In truth, the planners of the rebellion were a group of Gaelic Irish from the heavily planted areas of Ulster. Hugh Og MacMahon and Conor Maguire were to seize Dublin Castle, while Phelim O’Neill and Rory O’More were to take Derry and other northern towns. Their plan was to use surprise rather than military force to take their objectives and then present their demands. However, the plan for a bloodless seizure of power was foiled when the authorities in Dublin heard of the plot from an informer (a Protestant convert named Owen O’Connolly) and arrested Maguire and MacMahon. Meanwhile, O’More and O’Neill successfully took several forts in the north of the country, claiming to be acting in the King’s name. Fairly quickly, events spiraled out of control; English authorities in Dublin over-reacted to the rising, which they characterized as a most disloyal and detestable conspiracy intended by some evil affected Irish Papists and which they claimed was aimed at a general massacre of all English and Protestant inhabitants. Their response was to send troops to Catholic areas in Wicklow and Cork. The expeditions were characterized by historian Padraig Lenihan as, excessive and indiscriminate brutality and helped to provoke the general Catholic population into joining the rebellion. However, at this stage, the attacks usually involved the beating and robbing rather than the killing of Protestants. O’More, O’Neill and other leaders were finally able to control the rage of the Irish who had been dispossessed from their lands by those very same English settlers.

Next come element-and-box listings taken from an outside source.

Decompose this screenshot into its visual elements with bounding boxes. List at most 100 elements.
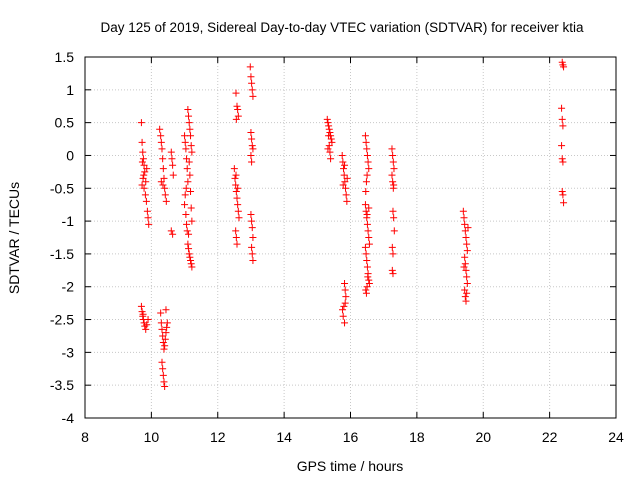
- data-point-marker: [363, 256, 371, 264]
- data-point-marker: [362, 188, 370, 196]
- data-point-marker: [143, 165, 151, 173]
- data-point-marker: [464, 224, 472, 232]
- data-point-marker: [461, 253, 469, 261]
- data-point-marker: [157, 309, 165, 317]
- x-tick-label: 10: [144, 429, 160, 445]
- x-tick-label: 18: [409, 429, 425, 445]
- data-point-marker: [339, 158, 347, 166]
- data-point-marker: [363, 151, 371, 159]
- data-point-marker: [559, 191, 567, 199]
- data-point-marker: [143, 321, 151, 329]
- data-point-marker: [161, 184, 169, 192]
- data-point-marker: [248, 79, 256, 87]
- x-tick-label: 16: [343, 429, 359, 445]
- data-point-marker: [248, 250, 256, 258]
- data-point-marker: [143, 207, 151, 215]
- data-point-marker: [247, 211, 255, 219]
- data-point-marker: [161, 335, 169, 343]
- x-tick-label: 14: [276, 429, 292, 445]
- y-tick-label: -2: [62, 279, 75, 295]
- data-point-marker: [559, 122, 567, 130]
- data-point-marker: [325, 142, 333, 150]
- data-point-marker: [248, 243, 256, 251]
- data-point-marker: [142, 178, 150, 186]
- data-point-marker: [248, 158, 256, 166]
- data-point-marker: [362, 286, 370, 294]
- x-tick-label: 24: [608, 429, 624, 445]
- data-point-marker: [363, 145, 371, 153]
- data-point-marker: [183, 220, 191, 228]
- data-points: [137, 58, 568, 390]
- data-point-marker: [157, 132, 165, 140]
- data-point-marker: [144, 214, 152, 222]
- data-point-marker: [362, 289, 370, 297]
- data-point-marker: [388, 266, 396, 274]
- data-point-marker: [341, 279, 349, 287]
- data-point-marker: [390, 165, 398, 173]
- data-point-marker: [169, 230, 177, 238]
- data-point-marker: [326, 128, 334, 136]
- y-tick-label: 1: [66, 82, 74, 98]
- x-tick-label: 22: [542, 429, 558, 445]
- data-point-marker: [187, 204, 195, 212]
- data-point-marker: [142, 197, 150, 205]
- x-tick-label: 12: [210, 429, 226, 445]
- data-point-marker: [187, 188, 195, 196]
- data-point-marker: [144, 316, 152, 324]
- data-point-marker: [233, 194, 241, 202]
- data-point-marker: [558, 188, 566, 196]
- data-point-marker: [463, 240, 471, 248]
- data-point-marker: [460, 263, 468, 271]
- data-point-marker: [463, 279, 471, 287]
- data-point-marker: [343, 197, 351, 205]
- data-point-marker: [389, 207, 397, 215]
- data-point-marker: [361, 132, 369, 140]
- data-point-marker: [181, 132, 189, 140]
- data-point-marker: [138, 158, 146, 166]
- data-point-marker: [158, 325, 166, 333]
- data-point-marker: [389, 178, 397, 186]
- data-point-marker: [459, 207, 467, 215]
- data-point-marker: [249, 145, 257, 153]
- y-tick-label: -3: [62, 344, 75, 360]
- data-point-marker: [186, 253, 194, 261]
- data-point-marker: [188, 148, 196, 156]
- data-point-marker: [188, 263, 196, 271]
- data-point-marker: [341, 299, 349, 307]
- data-point-marker: [158, 358, 166, 366]
- data-point-marker: [139, 310, 147, 318]
- data-point-marker: [186, 171, 194, 179]
- data-point-marker: [324, 145, 332, 153]
- data-point-marker: [462, 234, 470, 241]
- data-point-marker: [325, 132, 333, 140]
- data-point-marker: [363, 171, 371, 179]
- data-point-marker: [157, 178, 165, 186]
- y-tick-label: -0.5: [50, 180, 74, 196]
- data-point-marker: [558, 142, 566, 150]
- data-point-marker: [161, 382, 169, 390]
- data-point-marker: [340, 171, 348, 179]
- data-point-marker: [327, 155, 335, 163]
- data-point-marker: [247, 151, 255, 159]
- data-point-marker: [159, 371, 167, 379]
- data-point-marker: [249, 234, 257, 241]
- data-point-marker: [461, 260, 469, 268]
- data-point-marker: [463, 289, 471, 297]
- data-point-marker: [362, 250, 370, 258]
- data-point-marker: [162, 329, 170, 337]
- data-point-marker: [157, 138, 165, 146]
- data-point-marker: [233, 240, 241, 248]
- data-point-marker: [232, 234, 240, 241]
- data-point-marker: [145, 220, 153, 228]
- data-point-marker: [185, 119, 193, 127]
- data-point-marker: [365, 240, 373, 248]
- data-point-marker: [558, 155, 566, 163]
- data-point-marker: [364, 158, 372, 166]
- data-point-marker: [181, 201, 189, 209]
- data-point-marker: [181, 138, 189, 146]
- x-tick-label: 8: [81, 429, 89, 445]
- data-point-marker: [247, 73, 255, 81]
- data-point-marker: [340, 302, 348, 310]
- data-point-marker: [363, 211, 371, 219]
- data-point-marker: [248, 86, 256, 94]
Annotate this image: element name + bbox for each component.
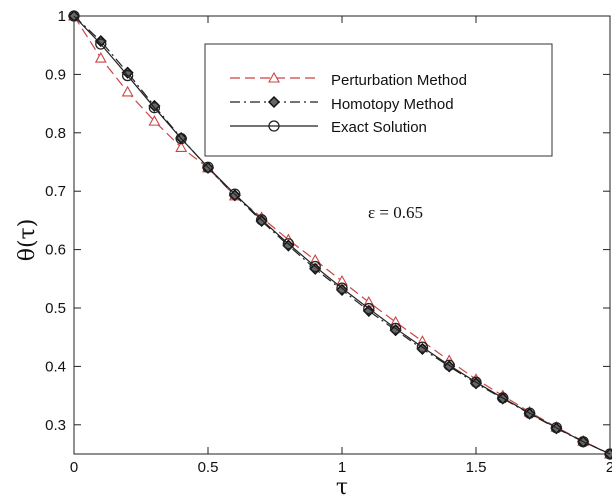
exact-point <box>121 69 134 82</box>
exact-point <box>95 38 107 50</box>
legend-marker-perturbation <box>268 71 280 83</box>
legend-samples <box>230 71 318 132</box>
x-tick-label: 1.5 <box>466 459 487 476</box>
y-tick-label: 0.7 <box>45 183 66 200</box>
exact-point <box>443 359 455 371</box>
series-layer <box>67 9 612 461</box>
perturbation-point <box>121 85 134 97</box>
exact-point <box>229 188 241 200</box>
legend: Perturbation Method Homotopy Method Exac… <box>204 43 553 157</box>
exact-point <box>389 322 402 335</box>
exact-point <box>363 302 375 315</box>
exact-point <box>416 341 429 353</box>
x-tick-label: 2 <box>606 459 612 476</box>
y-tick-label: 0.6 <box>45 242 66 259</box>
homotopy-point <box>94 35 107 48</box>
axis-ticks: 0 0.5 1 1.5 2 0.3 0.4 0.5 0.6 0.7 0.8 0.9 1 <box>45 8 612 476</box>
legend-marker-exact <box>268 120 280 132</box>
legend-label-perturbation: Perturbation Method <box>331 72 467 89</box>
legend-marker-homotopy <box>267 95 281 109</box>
exact-point <box>497 392 509 404</box>
y-axis-label: θ(τ) <box>15 219 40 262</box>
exact-point <box>523 407 536 419</box>
x-tick-label: 0 <box>70 459 78 476</box>
legend-box <box>204 43 553 157</box>
y-tick-label: 0.4 <box>45 358 66 375</box>
exact-point <box>604 448 612 460</box>
perturbation-point <box>94 51 107 63</box>
exact-point <box>148 102 161 114</box>
exact-point <box>309 260 321 273</box>
epsilon-annotation: ε = 0.65 <box>368 203 423 222</box>
exact-point <box>550 422 563 434</box>
y-tick-label: 1 <box>58 8 66 25</box>
perturbation-point <box>148 114 161 126</box>
exact-point <box>577 436 589 448</box>
exact-point <box>470 376 482 388</box>
exact-point <box>68 10 80 22</box>
exact-point <box>282 238 295 250</box>
exact-series <box>68 10 612 460</box>
x-tick-label: 1 <box>338 459 346 476</box>
y-tick-label: 0.5 <box>45 300 66 317</box>
exact-point <box>336 282 348 294</box>
x-axis-label: τ <box>336 475 348 498</box>
exact-line <box>73 15 611 455</box>
x-tick-label: 0.5 <box>198 459 219 476</box>
exact-point <box>255 214 268 226</box>
y-tick-label: 0.8 <box>45 125 66 142</box>
y-tick-label: 0.3 <box>45 417 66 434</box>
exact-point <box>175 132 187 145</box>
exact-point <box>202 161 214 173</box>
y-tick-label: 0.9 <box>45 66 66 83</box>
legend-label-exact: Exact Solution <box>331 119 427 136</box>
legend-label-homotopy: Homotopy Method <box>331 96 454 113</box>
perturbation-point <box>175 141 188 152</box>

By the summer of 1642, Rory O’More led the Irish Catholic gentry and clergy to form the Catholic Confederation of Kilkenny which became a de facto government for most of Ireland. Free from the control of the English State, they aligned with the King against the Puritan Parliament in the hope of achieving their goals of property and religious rights. Rory O’More was the nephew and namesake of Rory Og O’More who along with Conor MacCormac O’Conor had led the initial resistance against the Crown in 1565 and who are credited as the first in a long line of patriotic societies that led to today’s Ancient Order of Hibernians. Patriot and author Charles Gavan Duffy wrote of Rory O’More. A private gentleman, with no resources beyond his intellect and his courage, this Rory, when Ireland was weakened by defeat and confiscation, and guarded with a jealous care constantly increasing in strictness and severity, conceived the vast design of rescuing the country from England, and even accomplished it; for, in three years, England did not retain a city in Ireland but Dublin and Drogheda, and for eight years the land was possessed and the supreme authority exercised by the Confederation created by O’More. History contains no stricter instance of the influence of an individual mind. The Irish air The March of the King of Laois, commemorates O’More’s exploits in the 1641 rising.
The Covenanters sent an army to Ulster to re-conquer Ireland, but it was defeated by the Irish at the Battle of Benburb in 1646. Then in 1649, an English Civil War ended with the execution of King Charles I and the institution of Oliver Cromwell’s Puritan Parliament. On 15 August 1649, Cromwell landed at Dublin, with an army of anti-Catholic extremists and marched through Ireland, giving no quarter to ‘Papist Rebels’ and using confiscated land to pay off debts to his troops and to the so-called ‘Adventurers’ who had financed his cause. In May, 1650 he returned to England having brutally re-conquered the country and the patriotic Irish began a series of secret societies that plagued the Crown down all the years trying to regain the freedom that the Confederation of Kilkenny had once won.